The initial method that I proposed would only require adding some kind of “slice type” to indicated when a broadcast is being applied to eachslice, eachrow, etc. It does not do any functional composition and it doesn’t change the broadcasting machinery, but it allows for the mapping I described above. Let’s call this optimization data contraction, because instead of iterating the elements of x, it contracts or fuses some of the axes to apply F.

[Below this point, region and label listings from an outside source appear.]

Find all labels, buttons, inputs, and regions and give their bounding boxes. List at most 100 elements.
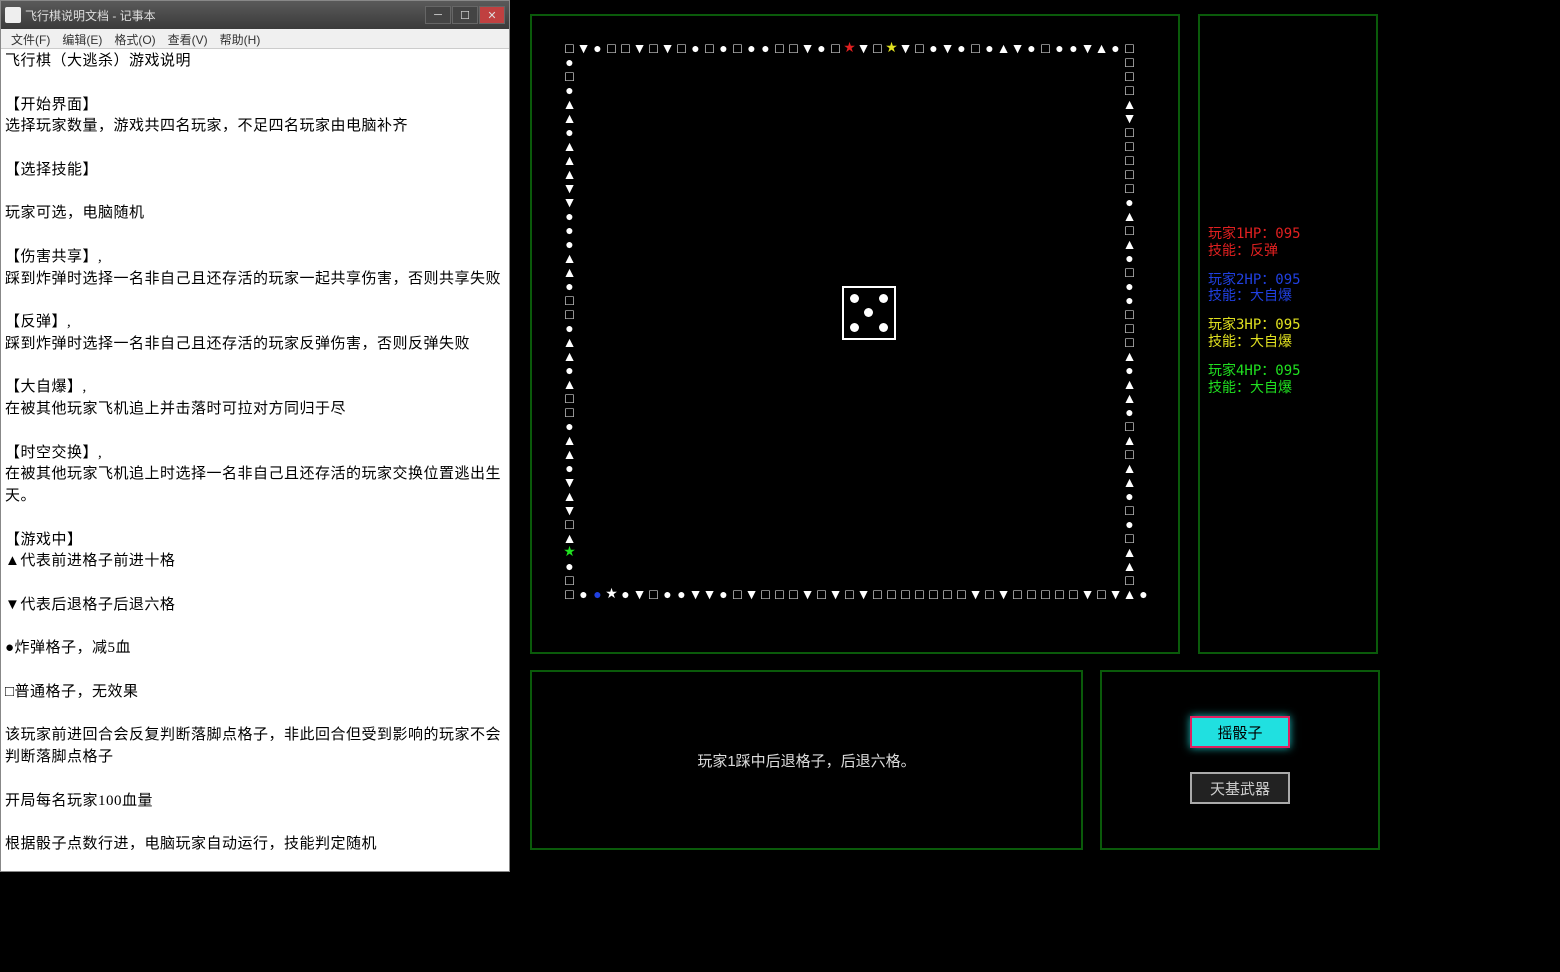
board-cell: ▼ — [632, 40, 647, 55]
board-cell: □ — [1010, 586, 1025, 601]
board-cell: ▼ — [1080, 40, 1095, 55]
board-cell: □ — [562, 586, 577, 601]
menu-help[interactable]: 帮助(H) — [214, 29, 267, 48]
board-cell: ★ — [884, 40, 899, 55]
board-cell: □ — [772, 40, 787, 55]
player-3-skill: 技能：大自爆 — [1208, 334, 1368, 351]
board-cell: □ — [1094, 586, 1109, 601]
board-cell: □ — [898, 586, 913, 601]
board-cell: ▼ — [1010, 40, 1025, 55]
board-cell: □ — [674, 40, 689, 55]
board-cell: □ — [912, 586, 927, 601]
board-cell: □ — [926, 586, 941, 601]
board-cell: ▲ — [1094, 40, 1109, 55]
board-cell: ▼ — [898, 40, 913, 55]
board-cell: □ — [786, 586, 801, 601]
board-cell: ▼ — [828, 586, 843, 601]
board-cell: □ — [604, 40, 619, 55]
board-cell: ● — [1108, 40, 1123, 55]
board-cell: ● — [716, 40, 731, 55]
board-cell: □ — [1038, 40, 1053, 55]
board-cell: ▼ — [632, 586, 647, 601]
board-cell: ● — [1052, 40, 1067, 55]
board-cell: □ — [646, 40, 661, 55]
menu-edit[interactable]: 编辑(E) — [56, 29, 108, 48]
board-cell: □ — [842, 586, 857, 601]
player-1-info: 玩家1HP：095 技能：反弹 — [1208, 226, 1368, 260]
board-cell: ▼ — [744, 586, 759, 601]
board-cell: ● — [954, 40, 969, 55]
action-panel: 摇骰子 天基武器 — [1100, 670, 1380, 850]
board-cell: ▼ — [576, 40, 591, 55]
board-cell: □ — [730, 586, 745, 601]
board-cell: ▼ — [800, 586, 815, 601]
board-cell: ● — [744, 40, 759, 55]
player-4-hp: 玩家4HP：095 — [1208, 363, 1368, 380]
board-cell: □ — [884, 586, 899, 601]
board-cell: □ — [1024, 586, 1039, 601]
board-cell: □ — [562, 572, 577, 587]
player-1-hp: 玩家1HP：095 — [1208, 226, 1368, 243]
board-cell: ▼ — [856, 586, 871, 601]
dice — [842, 286, 896, 340]
board-cell: ● — [1024, 40, 1039, 55]
board-cell: ▲ — [996, 40, 1011, 55]
board-cell: ▼ — [1080, 586, 1095, 601]
titlebar[interactable]: 飞行棋说明文档 - 记事本 ─ ☐ ✕ — [1, 1, 509, 29]
board-cell: ▼ — [1108, 586, 1123, 601]
player-info-panel: 玩家1HP：095 技能：反弹 玩家2HP：095 技能：大自爆 玩家3HP：0… — [1198, 14, 1378, 654]
board-cell: ▼ — [856, 40, 871, 55]
player-2-hp: 玩家2HP：095 — [1208, 272, 1368, 289]
board-cell: □ — [702, 40, 717, 55]
board-cell: ● — [660, 586, 675, 601]
board-cell: ● — [758, 40, 773, 55]
notepad-body[interactable]: 飞行棋（大逃杀）游戏说明 【开始界面】 选择玩家数量，游戏共四名玩家，不足四名玩… — [1, 49, 509, 871]
board-cell: □ — [646, 586, 661, 601]
board-cell: □ — [828, 40, 843, 55]
board-cell: ▼ — [702, 586, 717, 601]
board-cell: ● — [590, 40, 605, 55]
board-cell: ▼ — [660, 40, 675, 55]
menu-format[interactable]: 格式(O) — [108, 29, 161, 48]
board-cell: □ — [730, 40, 745, 55]
board-cell: ▼ — [996, 586, 1011, 601]
board-cell: ▼ — [800, 40, 815, 55]
roll-dice-button[interactable]: 摇骰子 — [1190, 716, 1290, 748]
maximize-button[interactable]: ☐ — [452, 6, 478, 24]
player-3-hp: 玩家3HP：095 — [1208, 317, 1368, 334]
player-1-skill: 技能：反弹 — [1208, 243, 1368, 260]
menu-file[interactable]: 文件(F) — [5, 29, 56, 48]
board-cell: ▲ — [1122, 586, 1137, 601]
board-cell: ● — [982, 40, 997, 55]
window-title: 飞行棋说明文档 - 记事本 — [25, 7, 425, 24]
board-cell: ● — [716, 586, 731, 601]
board-cell: □ — [786, 40, 801, 55]
board-cell: ● — [814, 40, 829, 55]
board-cell: □ — [814, 586, 829, 601]
board-cell: ● — [674, 586, 689, 601]
board-cell: □ — [954, 586, 969, 601]
board-cell: □ — [618, 40, 633, 55]
player-2-info: 玩家2HP：095 技能：大自爆 — [1208, 272, 1368, 306]
player-4-info: 玩家4HP：095 技能：大自爆 — [1208, 363, 1368, 397]
board-cell: □ — [758, 586, 773, 601]
board-cell: ● — [1066, 40, 1081, 55]
log-panel: 玩家1踩中后退格子，后退六格。 — [530, 670, 1083, 850]
board-cell: ▼ — [688, 586, 703, 601]
menu-view[interactable]: 查看(V) — [162, 29, 214, 48]
board-cell: □ — [870, 40, 885, 55]
board-cell: □ — [968, 40, 983, 55]
board-cell: ● — [688, 40, 703, 55]
close-button[interactable]: ✕ — [479, 6, 505, 24]
board-cell: ▼ — [968, 586, 983, 601]
board-cell: □ — [940, 586, 955, 601]
board-cell: □ — [982, 586, 997, 601]
board-cell: ● — [1136, 586, 1151, 601]
player-3-info: 玩家3HP：095 技能：大自爆 — [1208, 317, 1368, 351]
notepad-icon — [5, 7, 21, 23]
board-cell: ▼ — [940, 40, 955, 55]
game-board: □▼●□□▼□▼□●□●□●●□□▼●□★▼□★▼□●▼●□●▲▼●□●●▼▲●… — [530, 14, 1180, 654]
minimize-button[interactable]: ─ — [425, 6, 451, 24]
board-cell: ● — [926, 40, 941, 55]
cheat-button[interactable]: 天基武器 — [1190, 772, 1290, 804]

I really like that you described this as functional composition. I was not explicitly thinking of it that way (even though I use in my post), but I think this point of view actually makes things much clearer. I would argue that Julia’s broadcasting already does functional composition. Consider the code below:

y = f.(g.(h.(x)))

As described in the original blog post, a naive implementation of broadcasting would first apply h to each element of x, then apply g to each element of h.(x), then f to each element of g.(h.(x)). Operator fusion is an optimization that maps

y = f.(g.(h.(x))) ==> y = (f ∘ g ∘ h).(x)

Of course, broadcasting does not do this explicitly (i.e. there is not a preprocess step where the broadcast machinery composes all the functions in an expression). Instead, since broadcasting is lazy and nested, the machinery “lifts” the compose operation into the Broadcasted type. So, by having iterating over the data be outer-most loop, the composition happens at “materialize time.”

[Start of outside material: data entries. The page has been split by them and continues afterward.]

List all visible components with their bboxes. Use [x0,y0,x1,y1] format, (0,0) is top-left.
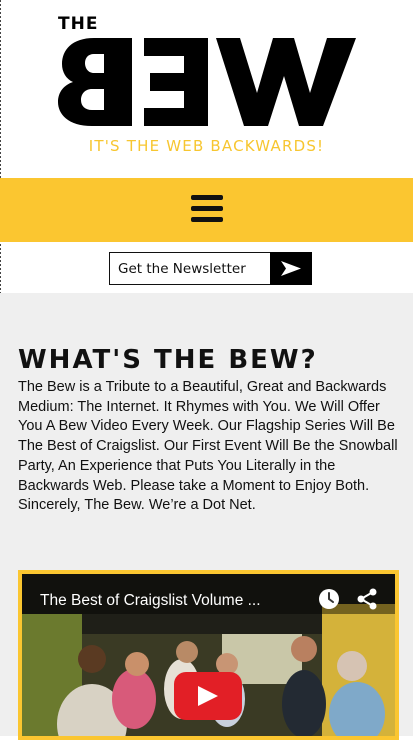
watch-later-clock-icon[interactable] [318,588,340,610]
arrow-right-icon [281,261,301,276]
play-button[interactable] [174,672,242,720]
logo-tagline: IT'S THE WEB BACKWARDS! [88,137,325,155]
video-embed[interactable]: The Best of Craigslist Volume ... [18,570,399,740]
page-heading: WHAT'S THE BEW? [18,345,318,375]
logo-the-text: THE [58,14,99,34]
logo-bew-mark [58,38,356,126]
newsletter-signup[interactable]: Get the Newsletter [109,252,312,285]
hamburger-menu-icon[interactable] [191,195,223,223]
play-icon [198,686,218,706]
logo-letter-w [216,38,356,126]
intro-paragraph: The Bew is a Tribute to a Beautiful, Gre… [18,379,398,514]
video-title[interactable]: The Best of Craigslist Volume ... [40,592,261,610]
logo-letter-e-mirrored [144,38,208,126]
newsletter-submit-button[interactable] [270,252,312,285]
site-logo[interactable]: THE IT'S THE WEB BACKWARDS! [0,0,413,178]
newsletter-label[interactable]: Get the Newsletter [118,253,246,286]
share-icon[interactable] [356,588,378,610]
logo-letter-b-mirrored [58,38,132,126]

The downside to data contraction is that it makes iterating the data the inner-most loop. This breaks the “materialize time” operator fusion. But there are cases (e.g. dot.(Ref(y), X) .+ b) where the efficient code requires both data contraction and operator fusion. To facilitate this, we need to make explicit the functional composition in broadcasting as something that can be overloaded by users. Again, even though I use dot ∘ + in my example, at no point will I actually apply this composed function to anything. This was my way of allowing the user to explicitly apply operator fusion and data contraction together, since in the end what actually gets executed is the BLAS call for X * y + b.

EDIT: Also to be clear, the two “modes” of broadcasting I described above would actually be interoperable. So normal broadcasting and operator fusion will still happen as expected is no one overloads anything. If someone overloads dot to apply data contraction, then there would be this kind of barrier where dot is routed to matmul then normal broadcasting/operator fusion proceeds as normal. Additionally, someone could further overload the new explicit composition function so that dot followed by + is routed to BLAS’s A * x + b, then again normal broadcasting proceeds for the other expressions.